Title: An elementary proof that the set of exceptions to the law of large numbers in Pierce expansions has full Hausdorff dimension Show Chinese title

Title: 一个关于Pierce展开中大数定律例外集具有全豪斯多夫维数的初等证明

Abstract: The digits of the Pierce expansion satisfy the law of large numbers. It is known that the Hausdorff dimension of the set of exceptions to the law of large numbers is 1. We provide an elementary proof of this fact by adapting Jun Wu's method, which was originally used for Engel expansions.

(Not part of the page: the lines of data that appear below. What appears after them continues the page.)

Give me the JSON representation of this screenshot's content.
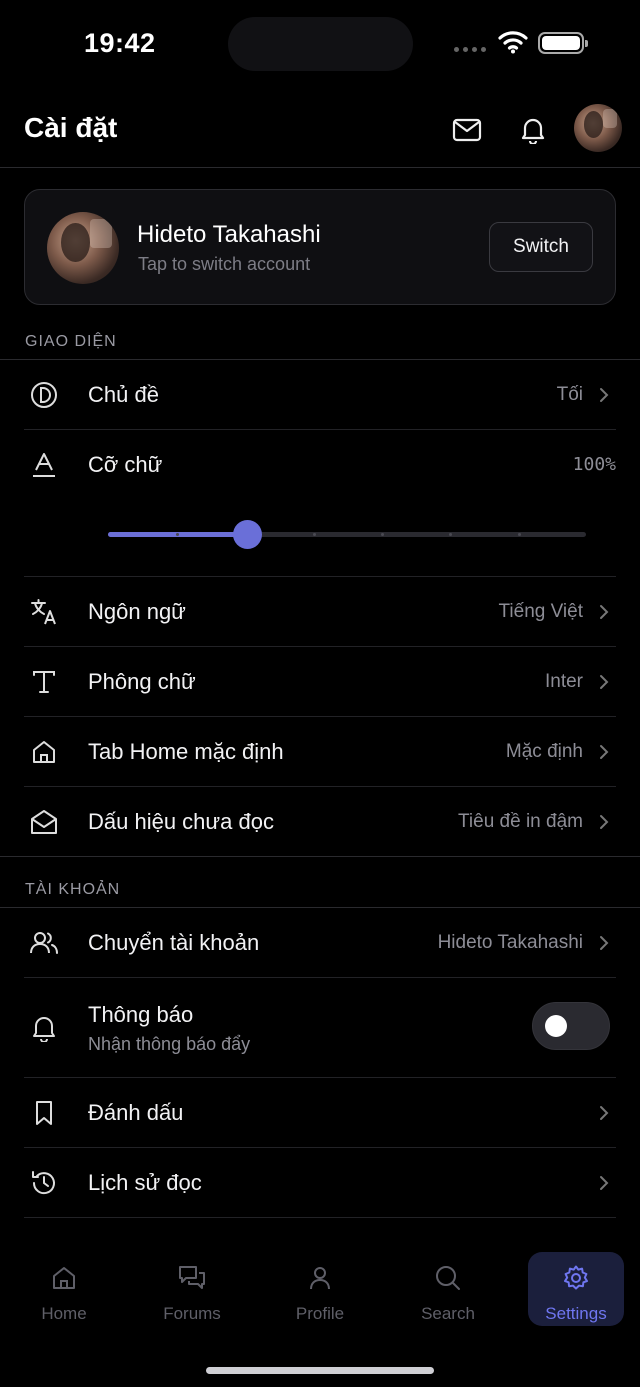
{
  "status": {
    "time": "19:42"
  },
  "header": {
    "title": "Cài đặt"
  },
  "account_card": {
    "name": "Hideto Takahashi",
    "subtitle": "Tap to switch account",
    "switch_label": "Switch"
  },
  "sections": {
    "appearance": {
      "label": "GIAO DIỆN",
      "rows": [
        {
          "label": "Chủ đề",
          "value": "Tối",
          "icon": "theme-icon"
        },
        {
          "label": "Cỡ chữ",
          "value": "100%",
          "icon": "font-size-icon"
        },
        {
          "label": "Ngôn ngữ",
          "value": "Tiếng Việt",
          "icon": "translate-icon"
        },
        {
          "label": "Phông chữ",
          "value": "Inter",
          "icon": "typeface-icon"
        },
        {
          "label": "Tab Home mặc định",
          "value": "Mặc định",
          "icon": "home-icon"
        },
        {
          "label": "Dấu hiệu chưa đọc",
          "value": "Tiêu đề in đậm",
          "icon": "envelope-open-icon"
        }
      ],
      "font_size_slider": {
        "value_fraction": 0.29,
        "steps": 8
      }
    },
    "account": {
      "label": "TÀI KHOẢN",
      "rows": [
        {
          "label": "Chuyển tài khoản",
          "value": "Hideto Takahashi",
          "icon": "users-icon"
        },
        {
          "label": "Thông báo",
          "sublabel": "Nhận thông báo đẩy",
          "toggle_on": false,
          "icon": "bell-icon"
        },
        {
          "label": "Đánh dấu",
          "icon": "bookmark-icon"
        },
        {
          "label": "Lịch sử đọc",
          "icon": "history-icon"
        }
      ]
    }
  },
  "tabbar": {
    "tabs": [
      {
        "label": "Home",
        "icon": "home-icon"
      },
      {
        "label": "Forums",
        "icon": "chat-bubbles-icon"
      },
      {
        "label": "Profile",
        "icon": "person-icon"
      },
      {
        "label": "Search",
        "icon": "search-icon"
      },
      {
        "label": "Settings",
        "icon": "gear-icon"
      }
    ],
    "active_index": 4
  },
  "colors": {
    "accent": "#6b6fd6",
    "background": "#000000",
    "card": "#0f0f12"
  }
}
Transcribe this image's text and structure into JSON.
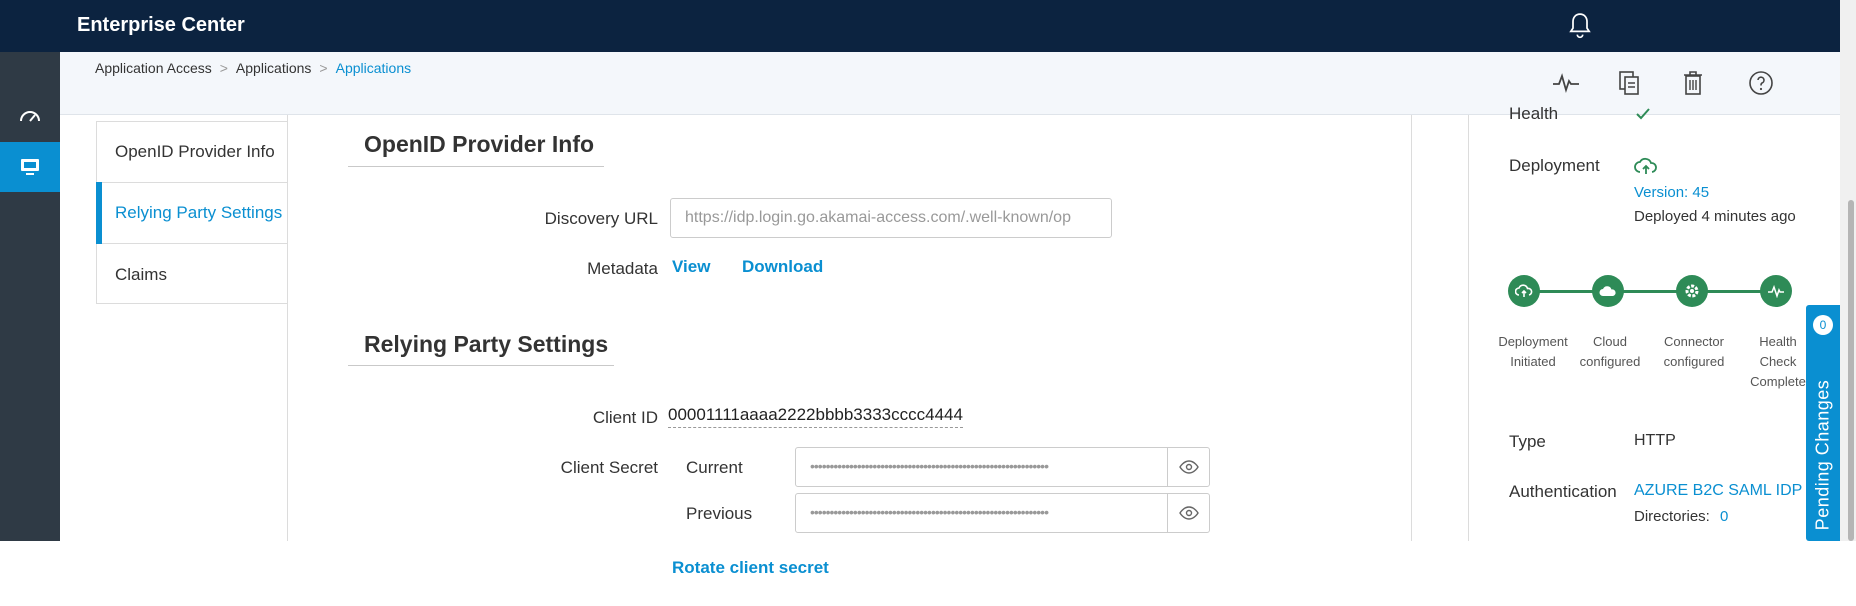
{
  "app": {
    "title": "Enterprise Center"
  },
  "breadcrumb": [
    "Application Access",
    "Applications",
    "Applications"
  ],
  "breadcrumb_sep": ">",
  "header_icons": [
    "activity-icon",
    "copy-icon",
    "trash-icon",
    "help-icon"
  ],
  "tabs": [
    {
      "label": "OpenID Provider Info",
      "active": false
    },
    {
      "label": "Relying Party Settings",
      "active": true
    },
    {
      "label": "Claims",
      "active": false
    }
  ],
  "openid": {
    "title": "OpenID Provider Info",
    "discovery_label": "Discovery URL",
    "discovery_value": "https://idp.login.go.akamai-access.com/.well-known/op",
    "metadata_label": "Metadata",
    "view_link": "View",
    "download_link": "Download"
  },
  "relying": {
    "title": "Relying Party Settings",
    "client_id_label": "Client ID",
    "client_id_value": "00001111aaaa2222bbbb3333cccc4444",
    "client_secret_label": "Client Secret",
    "current_label": "Current",
    "previous_label": "Previous",
    "masked": "•••••••••••••••••••••••••••••••••••••••••••••••••••••••••••••",
    "rotate_link": "Rotate client secret"
  },
  "side": {
    "health_label": "Health",
    "deployment_label": "Deployment",
    "version": "Version: 45",
    "deployed": "Deployed 4 minutes ago",
    "steps": [
      {
        "l1": "Deployment",
        "l2": "Initiated"
      },
      {
        "l1": "Cloud",
        "l2": "configured"
      },
      {
        "l1": "Connector",
        "l2": "configured"
      },
      {
        "l1": "Health",
        "l2": "Check",
        "l3": "Complete"
      }
    ],
    "type_label": "Type",
    "type_value": "HTTP",
    "auth_label": "Authentication",
    "auth_value": "AZURE B2C SAML IDP",
    "directories_label": "Directories:",
    "directories_count": "0"
  },
  "pending": {
    "label": "Pending Changes",
    "count": "0"
  },
  "colors": {
    "nav": "#0c2340",
    "accent": "#0a8fd1",
    "success": "#2e8b57",
    "rail": "#2f3a45"
  }
}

Our approach emphasizes the fractal nature of exceptional sets and avoids advanced machinery, thereby relying instead on explicit sequences and constructive techniques. Furthermore, our method opens the possibility of extending similar analyses to other real number representation systems, such as the Engel, L\"uroth, and Sylvester expansions, thus paving the way for further explorations in metric number theory and fractal geometry. Show Chinese abstract

Abstract: Pierce展开的数字满足大数定律。 已知大数定律例外集的Hausdorff维数为1。 我们通过适应Jun Wu最初用于Engel展开的方法，提供了一个简单的证明。 我们的方法强调了例外集的分形性质，并避免使用高级工具，而是依赖于显式序列和构造技术。 此外，我们的方法为将类似的分析扩展到其他实数表示系统（如Engel、Lüroth和Sylvester展开）提供了可能性，从而为度量数论和分形几何的进一步探索铺平了道路。